On 18/12/2010 9:12 AM, Radford Neal wrote:
Duncan Murdoch writes:

   The relevant quote is in the Language Definition, talking about
   indices by type of index:

   "Logical. The indexing i should generally have the same length as
   x. If it is shorter, then its elements will be recycled as discussed
   in Section 3.3 [Elementary arithmetic operations], page 14. If it is
   longer, then x is conceptually extended with NAs. The selected values
   of x are those for which i is TRUE."

But this certainly does not justify the actual behaviour.  It says
that, for example, (1:3)[NA] should not be a vector of three NAs, but
rather a vector of length zero - since NONE of the indexes are TRUE.

The actual behaviour of NA in a logical index makes no sense.  It
makes sense that NA in an integer index produces an NA in the result,
since this NA might correctly express the uncertainty in the value at
this position that follows from the uncertainty in the index (and
hence produce sensible results in subsequent operations).  But NA in a
logical index should lead to a result that is of uncertain length.
However, R has no mechanism for expressing such uncertainty, so it
makes more sense that NA in a logical index should produce an error.


I agree that the behaviour is not particularly obvious, but I'm not so sure it should produce an error.
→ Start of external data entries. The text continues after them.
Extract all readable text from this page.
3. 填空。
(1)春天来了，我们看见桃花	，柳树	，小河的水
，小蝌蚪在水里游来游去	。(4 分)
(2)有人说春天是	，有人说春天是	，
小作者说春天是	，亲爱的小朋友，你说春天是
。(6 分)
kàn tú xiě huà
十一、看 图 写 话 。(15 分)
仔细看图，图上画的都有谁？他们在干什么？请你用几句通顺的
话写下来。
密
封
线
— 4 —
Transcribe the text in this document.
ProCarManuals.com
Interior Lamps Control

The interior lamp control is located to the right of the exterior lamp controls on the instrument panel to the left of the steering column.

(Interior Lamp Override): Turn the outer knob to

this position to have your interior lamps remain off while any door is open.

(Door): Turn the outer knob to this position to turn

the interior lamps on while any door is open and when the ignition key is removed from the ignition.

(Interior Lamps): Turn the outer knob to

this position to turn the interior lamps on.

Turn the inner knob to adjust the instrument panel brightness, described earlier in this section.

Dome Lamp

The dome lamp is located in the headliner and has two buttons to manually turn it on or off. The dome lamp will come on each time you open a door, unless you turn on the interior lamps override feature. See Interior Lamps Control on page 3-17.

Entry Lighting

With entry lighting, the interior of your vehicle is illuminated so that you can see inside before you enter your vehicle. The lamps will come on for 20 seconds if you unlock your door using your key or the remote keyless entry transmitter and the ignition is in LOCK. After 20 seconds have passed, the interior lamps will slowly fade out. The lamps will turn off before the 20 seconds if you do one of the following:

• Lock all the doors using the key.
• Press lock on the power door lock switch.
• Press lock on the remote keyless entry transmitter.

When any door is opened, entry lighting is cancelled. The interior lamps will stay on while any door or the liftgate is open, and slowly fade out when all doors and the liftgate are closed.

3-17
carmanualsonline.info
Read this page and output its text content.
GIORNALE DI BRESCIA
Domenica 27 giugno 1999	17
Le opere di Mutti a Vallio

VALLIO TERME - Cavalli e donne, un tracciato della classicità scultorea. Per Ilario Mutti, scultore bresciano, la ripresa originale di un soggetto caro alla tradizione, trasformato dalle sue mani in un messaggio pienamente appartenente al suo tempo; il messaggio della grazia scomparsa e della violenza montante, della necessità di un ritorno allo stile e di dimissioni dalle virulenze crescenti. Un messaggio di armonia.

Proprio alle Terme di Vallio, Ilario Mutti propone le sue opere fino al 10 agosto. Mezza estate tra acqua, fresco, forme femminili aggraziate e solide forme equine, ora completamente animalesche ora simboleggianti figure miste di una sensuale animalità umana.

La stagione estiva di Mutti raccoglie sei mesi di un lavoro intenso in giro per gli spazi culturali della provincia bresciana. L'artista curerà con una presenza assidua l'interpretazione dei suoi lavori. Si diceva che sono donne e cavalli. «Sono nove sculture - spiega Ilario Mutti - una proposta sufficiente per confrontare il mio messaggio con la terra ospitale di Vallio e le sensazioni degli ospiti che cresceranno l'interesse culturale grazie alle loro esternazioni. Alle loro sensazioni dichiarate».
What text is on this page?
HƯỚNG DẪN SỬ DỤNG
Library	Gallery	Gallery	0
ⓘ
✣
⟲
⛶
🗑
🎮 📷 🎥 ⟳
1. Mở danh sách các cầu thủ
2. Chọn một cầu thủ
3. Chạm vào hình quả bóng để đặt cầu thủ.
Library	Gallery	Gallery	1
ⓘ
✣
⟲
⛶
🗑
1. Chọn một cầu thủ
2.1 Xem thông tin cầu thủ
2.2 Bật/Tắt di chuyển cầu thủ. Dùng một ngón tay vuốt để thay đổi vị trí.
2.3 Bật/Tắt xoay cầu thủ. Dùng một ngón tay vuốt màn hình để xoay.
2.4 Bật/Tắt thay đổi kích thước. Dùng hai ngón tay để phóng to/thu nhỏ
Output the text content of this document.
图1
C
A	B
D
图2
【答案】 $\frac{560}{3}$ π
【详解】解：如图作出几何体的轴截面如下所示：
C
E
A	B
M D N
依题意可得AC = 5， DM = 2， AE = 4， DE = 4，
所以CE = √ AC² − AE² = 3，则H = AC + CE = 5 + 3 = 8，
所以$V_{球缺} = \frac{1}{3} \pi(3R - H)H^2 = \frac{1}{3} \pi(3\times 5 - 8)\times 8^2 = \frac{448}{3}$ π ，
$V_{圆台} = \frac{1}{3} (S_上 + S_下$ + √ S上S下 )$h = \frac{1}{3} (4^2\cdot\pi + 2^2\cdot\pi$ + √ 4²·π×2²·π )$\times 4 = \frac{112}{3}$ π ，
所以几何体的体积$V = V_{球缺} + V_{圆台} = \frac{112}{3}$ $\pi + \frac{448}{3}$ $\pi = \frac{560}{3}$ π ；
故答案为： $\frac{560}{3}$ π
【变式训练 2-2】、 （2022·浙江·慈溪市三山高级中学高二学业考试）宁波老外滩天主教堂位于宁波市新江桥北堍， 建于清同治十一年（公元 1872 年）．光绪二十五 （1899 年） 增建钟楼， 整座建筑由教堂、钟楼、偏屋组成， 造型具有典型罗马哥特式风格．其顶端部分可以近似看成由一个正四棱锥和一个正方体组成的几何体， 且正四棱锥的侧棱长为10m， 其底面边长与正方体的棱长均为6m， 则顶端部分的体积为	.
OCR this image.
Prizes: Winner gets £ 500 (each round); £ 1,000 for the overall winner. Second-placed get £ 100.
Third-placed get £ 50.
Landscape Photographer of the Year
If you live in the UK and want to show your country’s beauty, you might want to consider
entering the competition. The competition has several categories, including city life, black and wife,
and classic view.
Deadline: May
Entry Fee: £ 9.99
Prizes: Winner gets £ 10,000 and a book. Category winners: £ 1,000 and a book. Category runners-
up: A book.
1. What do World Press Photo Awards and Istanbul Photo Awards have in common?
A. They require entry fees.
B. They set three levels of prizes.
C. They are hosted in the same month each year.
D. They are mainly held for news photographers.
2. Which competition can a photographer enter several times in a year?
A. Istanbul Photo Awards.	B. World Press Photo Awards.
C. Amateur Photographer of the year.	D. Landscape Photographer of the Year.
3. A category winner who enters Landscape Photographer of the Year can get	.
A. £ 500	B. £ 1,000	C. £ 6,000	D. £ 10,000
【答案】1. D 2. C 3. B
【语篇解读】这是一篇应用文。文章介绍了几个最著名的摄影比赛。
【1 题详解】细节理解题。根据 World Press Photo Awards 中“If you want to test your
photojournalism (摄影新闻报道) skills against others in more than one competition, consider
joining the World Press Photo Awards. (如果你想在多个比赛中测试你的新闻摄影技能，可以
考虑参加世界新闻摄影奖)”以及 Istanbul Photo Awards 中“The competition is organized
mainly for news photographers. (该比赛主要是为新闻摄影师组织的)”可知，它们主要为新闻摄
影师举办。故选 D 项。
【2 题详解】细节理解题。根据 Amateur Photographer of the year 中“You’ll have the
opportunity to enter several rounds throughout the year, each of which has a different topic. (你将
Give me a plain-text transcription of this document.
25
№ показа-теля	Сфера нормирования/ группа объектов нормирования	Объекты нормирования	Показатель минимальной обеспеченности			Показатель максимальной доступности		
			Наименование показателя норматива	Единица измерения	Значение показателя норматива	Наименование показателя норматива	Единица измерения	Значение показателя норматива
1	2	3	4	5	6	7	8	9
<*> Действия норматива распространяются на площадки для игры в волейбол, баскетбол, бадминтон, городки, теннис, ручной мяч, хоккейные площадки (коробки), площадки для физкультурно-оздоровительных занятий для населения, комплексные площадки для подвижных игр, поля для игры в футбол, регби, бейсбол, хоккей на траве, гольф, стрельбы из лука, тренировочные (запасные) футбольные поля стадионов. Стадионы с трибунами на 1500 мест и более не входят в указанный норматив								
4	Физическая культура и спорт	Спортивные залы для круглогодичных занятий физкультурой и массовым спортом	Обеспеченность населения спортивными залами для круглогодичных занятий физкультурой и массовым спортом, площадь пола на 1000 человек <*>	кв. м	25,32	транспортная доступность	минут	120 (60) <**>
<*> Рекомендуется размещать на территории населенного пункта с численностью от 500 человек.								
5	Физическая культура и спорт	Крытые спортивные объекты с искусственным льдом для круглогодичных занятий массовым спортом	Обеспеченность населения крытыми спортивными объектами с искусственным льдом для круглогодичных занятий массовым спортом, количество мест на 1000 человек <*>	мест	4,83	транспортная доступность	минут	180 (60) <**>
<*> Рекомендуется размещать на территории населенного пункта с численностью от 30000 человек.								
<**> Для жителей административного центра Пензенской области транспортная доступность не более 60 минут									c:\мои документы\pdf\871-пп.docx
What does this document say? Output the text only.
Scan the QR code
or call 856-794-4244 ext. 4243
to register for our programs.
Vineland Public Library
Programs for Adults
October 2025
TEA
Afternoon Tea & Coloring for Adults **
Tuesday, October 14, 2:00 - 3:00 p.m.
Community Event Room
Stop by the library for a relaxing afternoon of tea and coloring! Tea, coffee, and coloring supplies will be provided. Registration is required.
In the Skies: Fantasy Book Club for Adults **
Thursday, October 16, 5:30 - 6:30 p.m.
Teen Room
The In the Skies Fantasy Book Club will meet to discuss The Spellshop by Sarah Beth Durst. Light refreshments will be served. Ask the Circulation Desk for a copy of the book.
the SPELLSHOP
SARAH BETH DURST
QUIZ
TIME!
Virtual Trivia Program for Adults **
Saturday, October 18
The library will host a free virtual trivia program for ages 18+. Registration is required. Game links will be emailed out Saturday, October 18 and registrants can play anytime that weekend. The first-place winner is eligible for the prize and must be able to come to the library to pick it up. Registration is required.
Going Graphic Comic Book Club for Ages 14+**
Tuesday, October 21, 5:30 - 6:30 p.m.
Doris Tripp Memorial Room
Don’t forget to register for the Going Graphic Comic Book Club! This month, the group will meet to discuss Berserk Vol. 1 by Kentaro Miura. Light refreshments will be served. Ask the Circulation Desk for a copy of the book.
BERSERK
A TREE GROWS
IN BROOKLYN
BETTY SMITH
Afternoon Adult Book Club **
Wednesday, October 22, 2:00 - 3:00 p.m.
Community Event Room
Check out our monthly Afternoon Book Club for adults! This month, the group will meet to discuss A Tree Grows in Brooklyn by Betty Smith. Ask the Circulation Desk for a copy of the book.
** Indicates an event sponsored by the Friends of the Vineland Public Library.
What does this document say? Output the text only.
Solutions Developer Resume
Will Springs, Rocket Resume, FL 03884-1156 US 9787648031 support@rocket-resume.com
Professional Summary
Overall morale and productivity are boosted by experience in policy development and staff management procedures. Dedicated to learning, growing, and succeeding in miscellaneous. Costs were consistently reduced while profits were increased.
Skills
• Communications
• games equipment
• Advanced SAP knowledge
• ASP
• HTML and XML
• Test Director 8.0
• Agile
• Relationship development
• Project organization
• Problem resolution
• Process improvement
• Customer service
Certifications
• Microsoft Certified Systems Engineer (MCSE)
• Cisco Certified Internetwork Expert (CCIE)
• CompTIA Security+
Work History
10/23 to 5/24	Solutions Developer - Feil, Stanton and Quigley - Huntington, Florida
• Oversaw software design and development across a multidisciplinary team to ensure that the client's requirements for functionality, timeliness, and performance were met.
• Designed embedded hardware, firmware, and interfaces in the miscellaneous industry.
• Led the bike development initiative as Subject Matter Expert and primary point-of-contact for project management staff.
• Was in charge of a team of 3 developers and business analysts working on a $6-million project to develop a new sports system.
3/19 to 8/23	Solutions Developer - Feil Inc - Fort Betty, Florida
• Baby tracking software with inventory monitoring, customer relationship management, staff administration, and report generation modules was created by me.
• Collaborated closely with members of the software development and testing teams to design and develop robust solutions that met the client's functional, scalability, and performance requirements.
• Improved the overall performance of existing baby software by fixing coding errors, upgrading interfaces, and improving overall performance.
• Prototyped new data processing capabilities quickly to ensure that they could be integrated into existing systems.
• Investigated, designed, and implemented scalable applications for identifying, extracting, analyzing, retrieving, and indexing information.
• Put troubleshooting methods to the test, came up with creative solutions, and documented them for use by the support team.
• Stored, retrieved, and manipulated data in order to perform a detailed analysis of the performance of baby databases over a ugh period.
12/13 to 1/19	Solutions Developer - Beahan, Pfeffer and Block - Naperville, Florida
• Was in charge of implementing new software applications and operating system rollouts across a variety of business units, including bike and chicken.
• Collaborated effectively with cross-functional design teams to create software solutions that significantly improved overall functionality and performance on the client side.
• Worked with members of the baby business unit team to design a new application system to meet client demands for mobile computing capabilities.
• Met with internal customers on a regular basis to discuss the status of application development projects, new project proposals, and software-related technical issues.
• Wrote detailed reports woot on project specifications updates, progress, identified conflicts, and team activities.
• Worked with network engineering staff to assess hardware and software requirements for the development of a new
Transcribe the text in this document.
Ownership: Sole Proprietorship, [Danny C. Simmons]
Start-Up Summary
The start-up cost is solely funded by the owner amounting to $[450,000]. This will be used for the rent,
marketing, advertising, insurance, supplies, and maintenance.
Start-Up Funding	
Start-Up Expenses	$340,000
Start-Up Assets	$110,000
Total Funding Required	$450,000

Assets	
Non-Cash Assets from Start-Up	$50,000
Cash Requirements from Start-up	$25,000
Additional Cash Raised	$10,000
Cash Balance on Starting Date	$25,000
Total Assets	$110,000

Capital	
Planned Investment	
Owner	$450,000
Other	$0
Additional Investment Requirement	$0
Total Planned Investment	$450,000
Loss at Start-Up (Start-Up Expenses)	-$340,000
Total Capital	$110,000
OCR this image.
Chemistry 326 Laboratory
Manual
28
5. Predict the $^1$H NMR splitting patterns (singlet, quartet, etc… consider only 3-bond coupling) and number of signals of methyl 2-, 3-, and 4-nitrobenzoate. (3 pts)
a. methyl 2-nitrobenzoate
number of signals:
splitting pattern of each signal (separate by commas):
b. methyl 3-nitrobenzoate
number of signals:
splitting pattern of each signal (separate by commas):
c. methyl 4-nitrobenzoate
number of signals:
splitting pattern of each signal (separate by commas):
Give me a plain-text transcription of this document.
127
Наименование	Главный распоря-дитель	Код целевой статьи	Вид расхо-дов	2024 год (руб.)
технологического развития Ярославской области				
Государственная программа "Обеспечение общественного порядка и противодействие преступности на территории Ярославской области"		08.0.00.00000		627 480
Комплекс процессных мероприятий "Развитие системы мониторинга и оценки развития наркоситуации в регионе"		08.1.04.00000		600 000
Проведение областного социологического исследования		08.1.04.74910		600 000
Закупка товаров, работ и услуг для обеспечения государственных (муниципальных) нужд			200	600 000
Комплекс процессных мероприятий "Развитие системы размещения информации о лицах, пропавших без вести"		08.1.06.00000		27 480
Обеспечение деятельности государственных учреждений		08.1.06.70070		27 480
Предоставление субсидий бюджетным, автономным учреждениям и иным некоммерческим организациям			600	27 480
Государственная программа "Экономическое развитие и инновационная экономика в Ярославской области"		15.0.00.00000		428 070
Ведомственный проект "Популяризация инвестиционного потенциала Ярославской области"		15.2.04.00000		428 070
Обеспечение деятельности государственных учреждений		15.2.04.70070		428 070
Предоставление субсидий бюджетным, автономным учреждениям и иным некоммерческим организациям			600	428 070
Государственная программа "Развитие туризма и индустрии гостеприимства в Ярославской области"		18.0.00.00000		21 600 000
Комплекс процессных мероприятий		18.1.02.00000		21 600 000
We should get an error when the input is likely to be accidental or due to a misconception and the output could be accepted and lead to wrong results later. I think using an NA in a logical index is probably due to a misconception (e.g. thinking it is an NA_integer_), but the results are so weird that they are unlikely to pass unnoticed.

And presumably whoever chose this behaviour back in the ancient past thought there was some use in including NA in a logical index, and someone out there in the real world has made use of it.

But I wouldn't object if R version 3 gave errors for logical index vectors that were the wrong length or that contained NAs.